The American crisis mainly began as a solution to cater for the borrowers who were a high risk and who had less history in the credit borrowing as well as low income levels. This made the system to be referred to as sub- prime. The mortgage payments were processed by the banks as securities, the bonds or even as debt obligations. This was in return sold to the financial institutions all over the world. This also increased the private sector participation in the mortgage financing market because of the high demands achieved which were mainly motivated by the need for easy financing to the clients. (Reinert, 2005).
The incentives of the loan which assured clients that the terms were favorable and they would be able to finance the loan later was one of the reasons that led to the success of the debt obligations systems. In addition this was also motivated by the rapid increase of the housing prices. The problem however arose when the prices for the houses fell down and lenders began calling for their loans. This led to the loanees being affected mainly because they consisted of the low income earners and people at high risk. (Reinert, 2005). This therefore made many people to default on payment of the loan. This contributed to big losses to the lenders and the investors who had bought the mortgages from the debt obligation systems. Eventually, lending institutions were forced to reduce their rate of crediting to the clients or they issued the loans at very high interest rates. Consequently, this led to shortage of funds by individuals and other corporations resulting to a credit crunch.
The crisis in East Asia also started along similar lines where there were new opportunities for profit making mainly in the Asian Pacific markets. This led to great expansion of the credit market in order to cover for the new investments in actual constructions and in speculative activities. The speculation aspect led to many promises and optimism which led to more spending, over lending by the firms and outstretching the boundaries of a healthy risk market. In addition many of the East Asia lending firms were not banks but firms with good political connections therefore the availability of funds with low interest rate made them to lend money to speculative investors who wanted to make a killing by betting on the real estate market. It even became more vulnerable when the banks were allowed to take short term foreign debts after the liberalization of the capital accounts. (Reinert, 2005). Thereafter some of financial companies were forced to close their shops after they lost their confidence. In addition foreign lenders became reluctant to lend. This made the local currency to be floated and to loose its value. The efforts of the central banks to safeguard the value of the currency by raising the interest rate made the economy and the loans to become more oppressed. This is in contrast to the USA crisis where lending rates were raised as a result of loss of confidence on the ability of the borrower to repay the loan.

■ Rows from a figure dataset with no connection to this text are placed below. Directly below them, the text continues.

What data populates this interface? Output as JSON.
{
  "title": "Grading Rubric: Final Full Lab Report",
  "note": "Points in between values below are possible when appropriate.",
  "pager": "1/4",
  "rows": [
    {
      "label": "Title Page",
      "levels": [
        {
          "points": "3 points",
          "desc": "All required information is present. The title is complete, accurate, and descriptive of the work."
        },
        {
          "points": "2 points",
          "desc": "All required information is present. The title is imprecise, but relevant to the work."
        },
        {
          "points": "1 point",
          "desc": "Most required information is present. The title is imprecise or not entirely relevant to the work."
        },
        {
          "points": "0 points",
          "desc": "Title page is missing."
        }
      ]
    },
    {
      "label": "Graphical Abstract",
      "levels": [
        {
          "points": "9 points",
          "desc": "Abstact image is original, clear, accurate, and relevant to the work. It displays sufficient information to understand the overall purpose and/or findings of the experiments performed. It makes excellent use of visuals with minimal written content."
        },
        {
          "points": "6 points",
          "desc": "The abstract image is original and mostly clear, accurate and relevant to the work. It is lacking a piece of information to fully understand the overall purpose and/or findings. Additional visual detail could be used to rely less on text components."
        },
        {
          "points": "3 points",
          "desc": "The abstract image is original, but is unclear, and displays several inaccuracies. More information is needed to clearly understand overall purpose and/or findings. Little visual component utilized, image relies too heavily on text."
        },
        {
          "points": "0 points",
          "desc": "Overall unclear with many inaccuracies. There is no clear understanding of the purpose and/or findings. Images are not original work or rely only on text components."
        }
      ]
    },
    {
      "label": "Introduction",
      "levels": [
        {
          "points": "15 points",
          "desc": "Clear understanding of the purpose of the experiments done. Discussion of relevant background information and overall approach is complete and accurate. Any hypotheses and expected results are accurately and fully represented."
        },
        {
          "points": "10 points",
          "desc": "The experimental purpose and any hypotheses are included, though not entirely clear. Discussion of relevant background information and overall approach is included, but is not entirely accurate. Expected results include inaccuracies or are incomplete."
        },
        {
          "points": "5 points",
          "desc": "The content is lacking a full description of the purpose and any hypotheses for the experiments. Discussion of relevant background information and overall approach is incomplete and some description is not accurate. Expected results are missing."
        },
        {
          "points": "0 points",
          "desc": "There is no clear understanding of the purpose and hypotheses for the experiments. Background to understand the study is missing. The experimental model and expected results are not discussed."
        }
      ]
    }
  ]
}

The crises were global ones because it affected the rest of the world equally. The slow rate of spending that was witnessed in America led to a subsequent slow demand and expansion for the American investments. This was the case both abroad and in the local market. This therefore affected the global markets that were dependent on America making the prices of the commodities to rise steadily globally. The prices of many food products rose steadily which made the value of the dollar to drop. (Reinert, 2005). The drop in the dollar value made other foreign currencies to appreciate against the dollar reducing the competition of the foreign countries. This was more particularly felt in the East Asia as the held the reserves for the foreign currencies mainly in dollars. This reduced the value of the reserves affecting the regions protection against any potential recession. In China, for example, 20% of the imports go to the USA while 54% go to the higher economies therefore the global recession had a toll on the world economy. The Indian firms were also affected as the companies in India began selling their investments to the Indian based firms in India in order to cover for the losses that they incurred.
The similarities of the 2 crisis are that they were both as a result of greedy optimism for profits taking the place for cautionary measures. The financial regulations were careless in both cases. The crises in both cases were similar in that the risks affected the financial institutions. It affected all parties eve those that were not involved in the borrowing or the lending process. (Reinert, 2005).
On the differences, the US crisis affected only the US while the East Asian crisis was a regional crisis. Secondly the East Asian crisis was worsened by the financial speculators who were not available in the US sub prime crisis. Thirdly, the East Asian crisis was affected by the foreign investors while the American crisis was only limited to the American nationals. (Reinert, 2005).
It is difficult to make any future assessment by comparing the solutions that were proposed or implemented with whether they resolve the cause of the crisis. For instance, if the sub prime crisis was as a result of unregulated access of funds, then it would be wise to correct the role played by the credit institutions and regulators have to take strict actions on this. However, it is not clear yet why the credit institutions provided a go ahead for the mortgage backed securities. The Federal reserves must be mindful of the effects of under pricing the risks to the banks. This takes us back to the emphasis on prevention rather than cure. Therefore the central banks should be allowed to manage the supply of credit and money instead of handling issues of inflation. (Reinert, 2005).
Reinert, K.A. (2005). Windows on the World Economy: An Introduction to International Economics. Thomson South-Western. University Press.